The preliminary in-orbit observation results of Chinese first grazing incidence focusing X-ray pulsar detector
- Paper number
IAC-17,A7,3,12,x40872
- Author
Dr. Loulou Deng, Beijing Institute of Control Engineering(BICE), China Academy of Space Technology(CAST), China
- Coauthor
Prof. Zhiwu Mei, Beijing Institute of Control Engineering(BICE), China Academy of Space Technology(CAST), China
- Coauthor
Dr. Liansheng Li, Beijing Institute of Control Engineering(BICE), China Academy of Space Technology(CAST), China
- Coauthor
Prof. Yong Wang, Beijing Institute of Control Engineering(BICE), China Academy of Space Technology(CAST), China
- Coauthor
Mr. Heng Shi, Beijing Institute of Control Engineering, China
- Coauthor
Dr. Kai Xiong, Beijing Institute of Control Engineering, China
- Coauthor
Mr. Zhengxin Lv, Beijing Institute of Control Engineering(BICE), China Academy of Space Technology(CAST), China
- Coauthor
Prof.
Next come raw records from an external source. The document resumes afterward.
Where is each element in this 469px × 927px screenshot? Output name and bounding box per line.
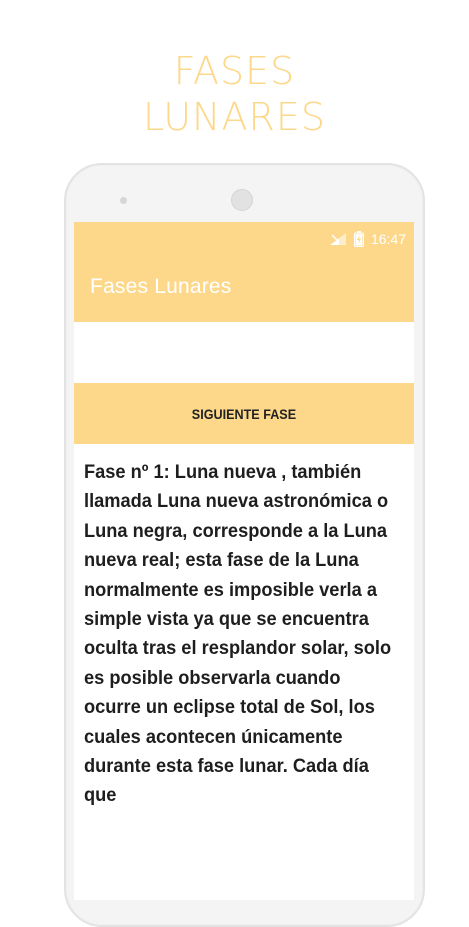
- next-phase-button-label: SIGUIENTE FASE: [191, 405, 297, 422]
- app-title: Fases Lunares: [90, 275, 232, 298]
- next-phase-button[interactable]: SIGUIENTE FASE: [74, 383, 414, 444]
- signal-icon: [329, 233, 346, 245]
- status-bar: 16:47: [74, 222, 414, 255]
- battery-icon: [353, 231, 364, 247]
- promo-title: FASES LUNARES: [0, 48, 469, 140]
- status-icons: 16:47: [329, 230, 406, 248]
- phone-screen: 16:47 Fases Lunares SIGUIENTE FASE Fase …: [74, 222, 414, 900]
- promo-title-line-2: LUNARES: [142, 95, 327, 139]
- phase-description: Fase nº 1: Luna nueva , también llamada …: [84, 462, 392, 807]
- status-time: 16:47: [370, 231, 406, 247]
- promo-title-line-1: FASES: [173, 49, 296, 93]
- app-bar: Fases Lunares: [74, 255, 414, 322]
- sensor-dot: [120, 197, 127, 204]
- front-camera: [231, 189, 253, 211]
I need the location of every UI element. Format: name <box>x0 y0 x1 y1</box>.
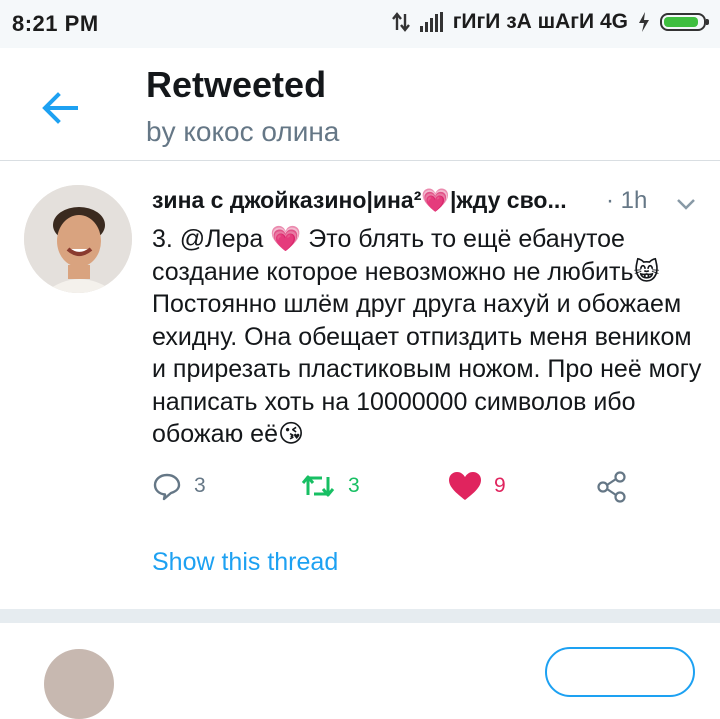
retweet-count: 3 <box>348 474 360 497</box>
status-bar: 8:21 PM гИгИ зА шАгИ 4G <box>0 0 720 48</box>
arrow-left-icon[interactable] <box>38 86 82 130</box>
tweet-header: зина с джойказино|ина²💗|жду сво... · 1h <box>152 187 697 221</box>
signal-strength-icon <box>419 12 443 32</box>
reply-count: 3 <box>194 474 206 497</box>
tweet-card[interactable]: зина с джойказино|ина²💗|жду сво... · 1h … <box>0 161 720 609</box>
data-transfer-icon <box>391 12 410 32</box>
like-count: 9 <box>494 474 506 497</box>
charging-icon <box>639 12 649 32</box>
reply-button[interactable]: 3 <box>152 471 206 501</box>
like-button[interactable]: 9 <box>448 471 506 501</box>
page-title: Retweeted <box>146 64 327 105</box>
page-subtitle: by кокос олина <box>146 116 340 147</box>
status-icons: гИгИ зА шАгИ 4G <box>391 10 709 34</box>
show-thread-link[interactable]: Show this thread <box>152 548 338 577</box>
reply-icon <box>153 473 181 501</box>
tweet-text: 3. @Лера 💗 Это блять то ещё ебанутое соз… <box>152 223 712 451</box>
tweet-timestamp[interactable]: · 1h <box>606 187 647 215</box>
tweet-actions: 3 3 9 <box>152 471 642 511</box>
retweet-button[interactable]: 3 <box>300 471 360 501</box>
author-name[interactable]: зина с джойказино|ина²💗|жду сво... <box>152 187 592 214</box>
tweet-text-content: 3. @Лера 💗 Это блять то ещё ебанутое соз… <box>152 225 709 448</box>
avatar[interactable] <box>24 185 132 293</box>
share-icon <box>597 471 626 503</box>
next-tweet-preview[interactable] <box>0 623 720 719</box>
share-button[interactable] <box>596 471 628 503</box>
status-time: 8:21 PM <box>12 11 99 36</box>
heart-icon <box>449 472 481 500</box>
header: Retweeted by кокос олина <box>0 48 720 161</box>
retweet-icon <box>301 475 335 497</box>
battery-fill <box>664 17 699 27</box>
network-label: гИгИ зА шАгИ 4G <box>452 10 628 33</box>
avatar-photo-icon <box>24 185 132 293</box>
battery-icon <box>660 13 709 31</box>
divider <box>0 609 720 623</box>
chevron-down-icon[interactable] <box>675 193 697 215</box>
next-avatar <box>44 649 114 719</box>
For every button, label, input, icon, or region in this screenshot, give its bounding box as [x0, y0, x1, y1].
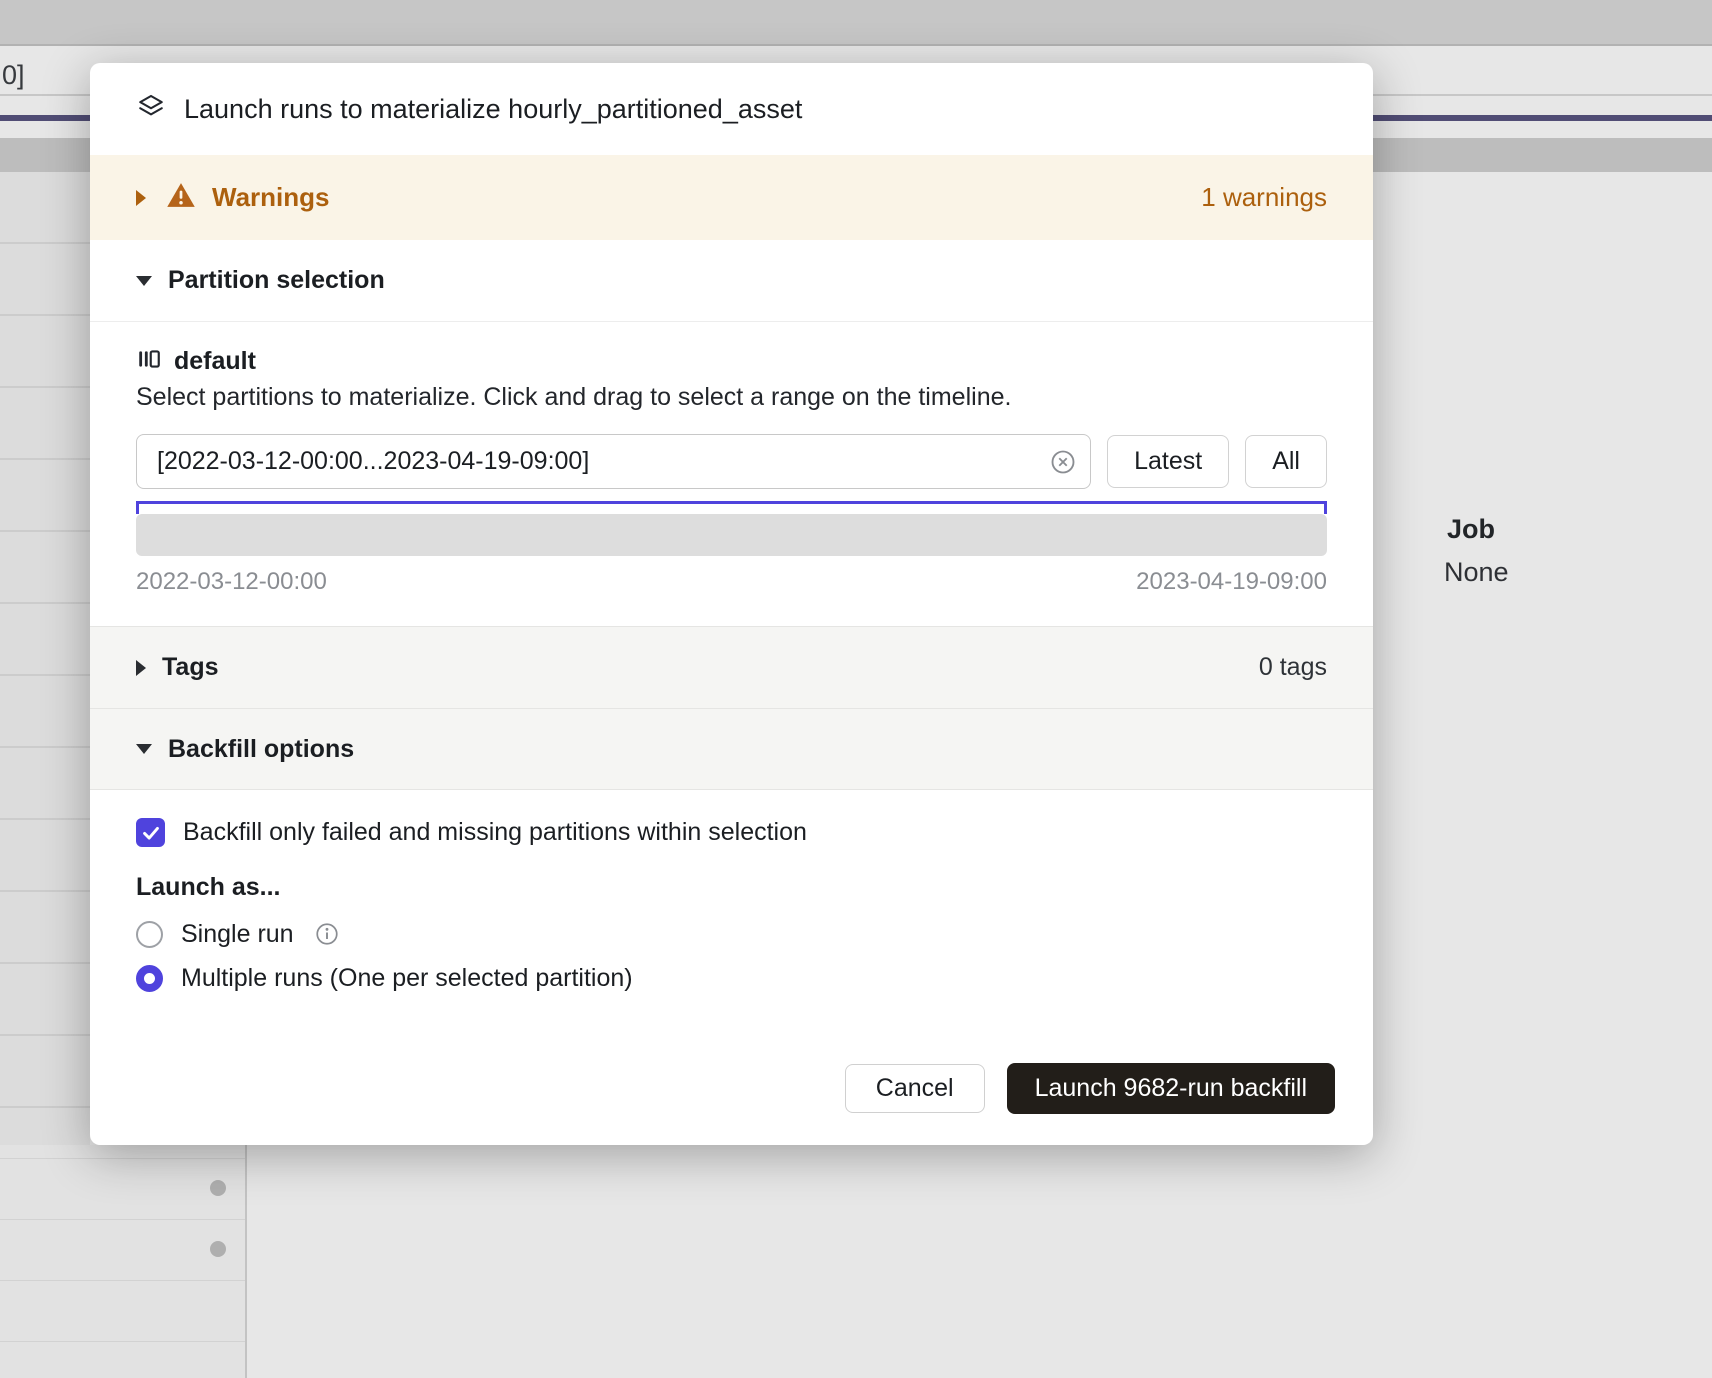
materialize-layers-icon	[136, 92, 166, 127]
timeline-selection-line	[136, 501, 1327, 504]
timeline-end-tick	[1324, 501, 1327, 514]
partition-range-input[interactable]	[136, 434, 1091, 489]
dialog-header: Launch runs to materialize hourly_partit…	[90, 63, 1373, 155]
backfill-options-label: Backfill options	[168, 735, 354, 764]
timeline-labels: 2022-03-12-00:00 2023-04-19-09:00	[136, 568, 1327, 596]
latest-button[interactable]: Latest	[1107, 435, 1229, 488]
launch-as-label: Launch as...	[136, 873, 1327, 902]
timeline-start-tick	[136, 501, 139, 514]
partition-range-input-wrap	[136, 434, 1091, 489]
dialog-footer: Cancel Launch 9682-run backfill	[90, 1063, 1373, 1145]
partition-timeline: 2022-03-12-00:00 2023-04-19-09:00	[136, 501, 1327, 596]
single-run-radio[interactable]	[136, 921, 163, 948]
backfill-checkbox-label: Backfill only failed and missing partiti…	[183, 818, 807, 847]
warning-triangle-icon	[166, 180, 196, 215]
partitions-icon	[136, 346, 162, 377]
timeline-range-end: 2023-04-19-09:00	[1136, 568, 1327, 596]
launch-backfill-button[interactable]: Launch 9682-run backfill	[1007, 1063, 1335, 1114]
chevron-right-icon	[136, 660, 146, 676]
timeline-range-start: 2022-03-12-00:00	[136, 568, 327, 596]
backfill-options-section-header[interactable]: Backfill options	[90, 708, 1373, 790]
partition-input-row: Latest All	[136, 434, 1327, 489]
chevron-down-icon	[136, 276, 152, 286]
chevron-right-icon	[136, 190, 146, 206]
all-button[interactable]: All	[1245, 435, 1327, 488]
dimension-row: default	[136, 346, 1327, 377]
tags-count: 0 tags	[1259, 653, 1327, 682]
backfill-failed-missing-checkbox-row[interactable]: Backfill only failed and missing partiti…	[136, 818, 1327, 847]
dialog-title: Launch runs to materialize hourly_partit…	[184, 94, 802, 125]
partition-selection-body: default Select partitions to materialize…	[90, 322, 1373, 626]
clear-input-icon[interactable]	[1049, 448, 1077, 476]
partition-selection-description: Select partitions to materialize. Click …	[136, 383, 1327, 412]
partition-selection-label: Partition selection	[168, 266, 385, 295]
launch-backfill-dialog: Launch runs to materialize hourly_partit…	[90, 63, 1373, 1145]
tags-section-header[interactable]: Tags 0 tags	[90, 626, 1373, 708]
multiple-runs-label: Multiple runs (One per selected partitio…	[181, 964, 633, 993]
timeline-track[interactable]	[136, 514, 1327, 556]
multiple-runs-radio[interactable]	[136, 965, 163, 992]
checked-checkbox-icon[interactable]	[136, 818, 165, 847]
cancel-button[interactable]: Cancel	[845, 1064, 985, 1113]
backfill-options-body: Backfill only failed and missing partiti…	[90, 790, 1373, 1018]
info-icon[interactable]	[314, 921, 340, 947]
single-run-label: Single run	[181, 920, 294, 949]
warnings-section-header[interactable]: Warnings 1 warnings	[90, 155, 1373, 240]
tags-label: Tags	[162, 653, 219, 682]
multiple-runs-radio-row[interactable]: Multiple runs (One per selected partitio…	[136, 956, 1327, 1000]
chevron-down-icon	[136, 744, 152, 754]
partition-selection-section-header[interactable]: Partition selection	[90, 240, 1373, 322]
warnings-label: Warnings	[212, 182, 329, 213]
dimension-name: default	[174, 347, 256, 376]
single-run-radio-row[interactable]: Single run	[136, 912, 1327, 956]
warnings-count: 1 warnings	[1201, 182, 1327, 213]
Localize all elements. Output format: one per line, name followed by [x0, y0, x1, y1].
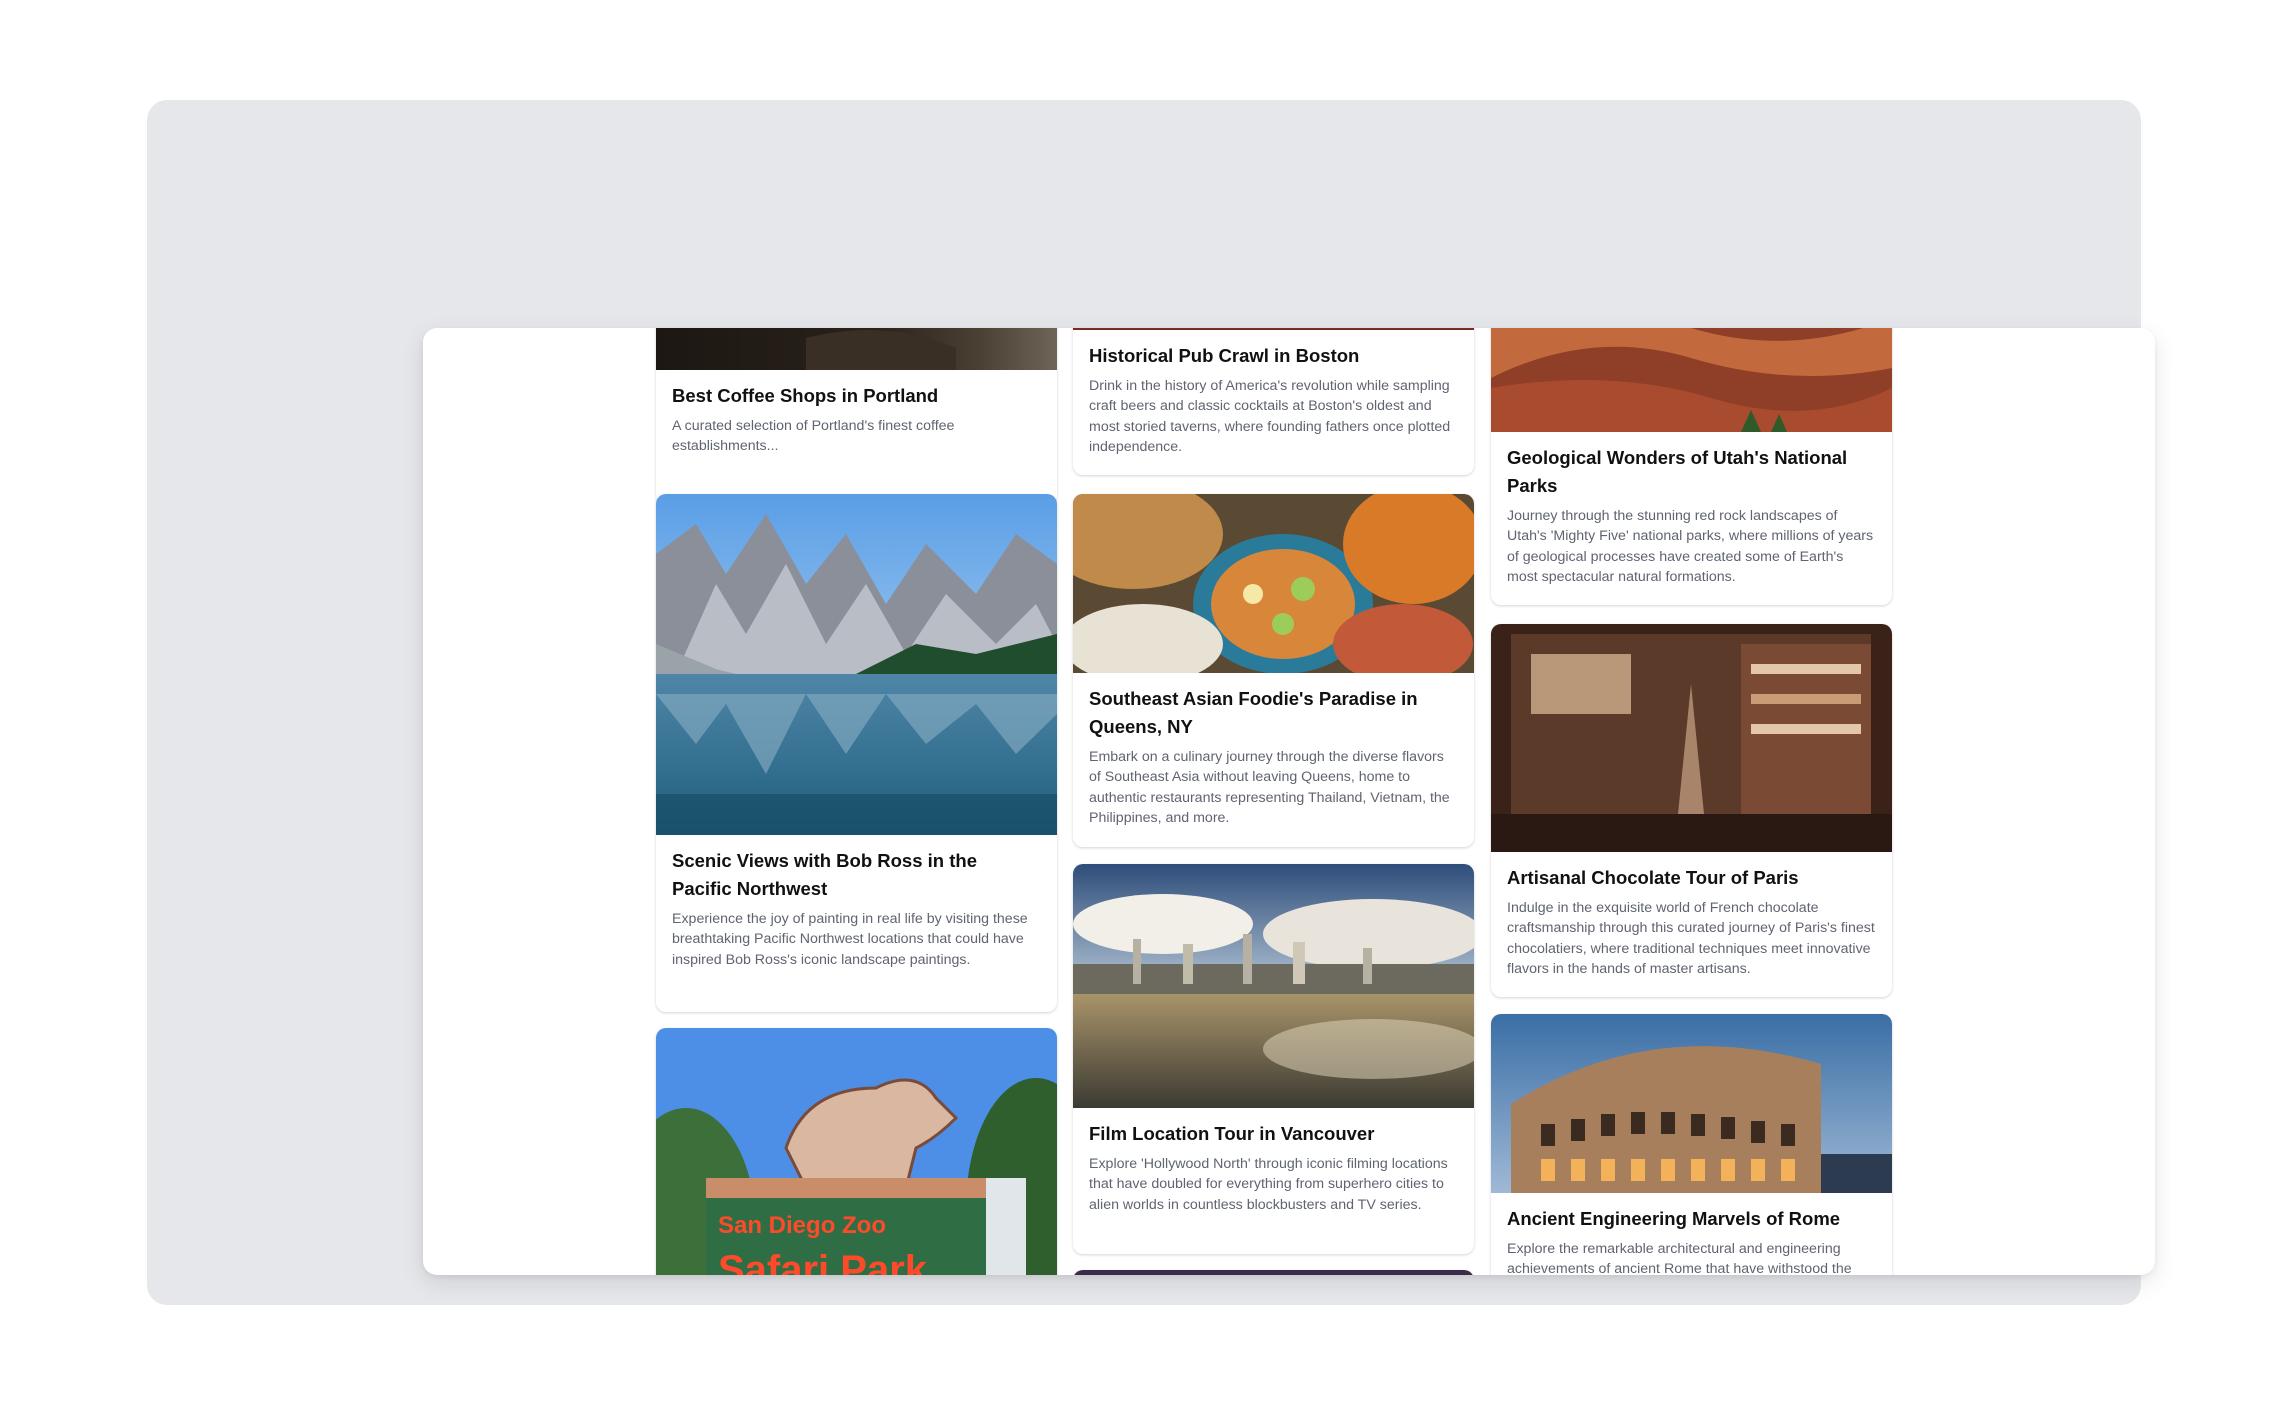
- card-description: Explore the remarkable architectural and…: [1507, 1241, 1852, 1275]
- tour-card[interactable]: Film Location Tour in Vancouver Explore …: [1073, 864, 1474, 1254]
- asian-food-image: [1073, 494, 1474, 673]
- card-title[interactable]: Film Location Tour in Vancouver: [1089, 1120, 1458, 1148]
- coffee-image: [656, 328, 1057, 370]
- card-description: Drink in the history of America's revolu…: [1089, 378, 1451, 455]
- tour-card[interactable]: [1073, 1270, 1474, 1275]
- card-description: Experience the joy of painting in real l…: [672, 911, 1028, 968]
- card-description: A curated selection of Portland's finest…: [672, 418, 955, 455]
- browser-viewport[interactable]: Best Coffee Shops in Portland A curated …: [423, 328, 2155, 1275]
- tour-card[interactable]: Best Coffee Shops in Portland A curated …: [656, 328, 1057, 505]
- card-description: Explore 'Hollywood North' through iconic…: [1089, 1156, 1448, 1213]
- tour-card[interactable]: Historical Pub Crawl in Boston Drink in …: [1073, 328, 1474, 475]
- card-title[interactable]: Historical Pub Crawl in Boston: [1089, 342, 1458, 370]
- colosseum-image: [1491, 1014, 1892, 1193]
- tour-card[interactable]: Artisanal Chocolate Tour of Paris Indulg…: [1491, 624, 1892, 997]
- tour-card[interactable]: San Diego Zoo Safari Park: [656, 1028, 1057, 1275]
- pub-image: [1073, 328, 1474, 330]
- card-title[interactable]: Southeast Asian Foodie's Paradise in Que…: [1089, 685, 1458, 741]
- red-rock-image: [1491, 328, 1892, 432]
- card-description: Embark on a culinary journey through the…: [1089, 749, 1450, 826]
- vancouver-skyline-image: [1073, 864, 1474, 1108]
- tour-card[interactable]: Scenic Views with Bob Ross in the Pacifi…: [656, 494, 1057, 1012]
- sign-text-line-1: San Diego Zoo: [718, 1212, 886, 1239]
- next-card-image: [1073, 1270, 1474, 1275]
- tour-card[interactable]: Ancient Engineering Marvels of Rome Expl…: [1491, 1014, 1892, 1275]
- card-title[interactable]: Artisanal Chocolate Tour of Paris: [1507, 864, 1876, 892]
- safari-park-image: San Diego Zoo Safari Park: [656, 1028, 1057, 1275]
- backdrop: Best Coffee Shops in Portland A curated …: [147, 100, 2155, 1305]
- sign-text-line-2: Safari Park: [718, 1248, 928, 1275]
- mountain-lake-image: [656, 494, 1057, 835]
- card-title[interactable]: Best Coffee Shops in Portland: [672, 382, 1041, 410]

Yanan Mo, Beijing Institute of Control Engineering(BICE), China Academy of Space Technology(CAST), China
- Coauthor
Dr. Lei Wang, Beijing Institute of Control Engineering(BICE), China Academy of Space Technology(CAST), China
- Coauthor
Dr. Fuchang Zuo, Beijing Institute of Control Engineering(BICE), China Academy of Space Technology(CAST), China
- Coauthor
Dr. Jianwu Chen, Beijing Institute of Control Engineering(BICE), China Academy of Space Technology(CAST), China
- Coauthor
Dr. Yongqiang Shi, Beijing Institute of Control Engineering(BICE), China Academy of Space Technology(CAST), China
- Coauthor
Dr. Chao Xu, Qian Xuesen Laboratory of Space Technology, China Academy of Space Technology (CAST), China
- Year
2017
- Abstract
The world’s first X-ray pulsar experiment satellite (XPNAV-1) was launched by China on November 10th, 2016. The main payload of XPNAV-1 is a grazing incidence focusing X-ray pulsar detector (iFoXPD) which was developed by the Beijing Institute of Control Engineering of China Academy of Space Technology (CAST). The scientific objectives of XPNAV-1 were to: detect the Crab pulsar and research its radiation characteristics; obtain the profile of Crab according to the in-orbit observed data; verify the feasibility of pulsar detecting technical proposal and the performance of payload. The iFoXPD is composed of multi-layer nested Wolter-I X-ray optics, silicon drifted detector, magnetic diverter, electronics, stable structure, micro star sensor, etc. Based on the full reflection theory, the Wolter-I optics reflect and focus the X-ray photons radiated by pulsar onto the silicon drifted detector. Both the time of arrival and energy of each photon can be recorded accurately through the read-out electronics. Finally, the profile of pulsar is obtained based on the time transformation model, period searching and profile folding algorithms. This paper mainly introduces scientific exploration mission, the scientific payload’s design, operational principle, design principles, performance indexes and construction. The preliminary observation results are also described in detail.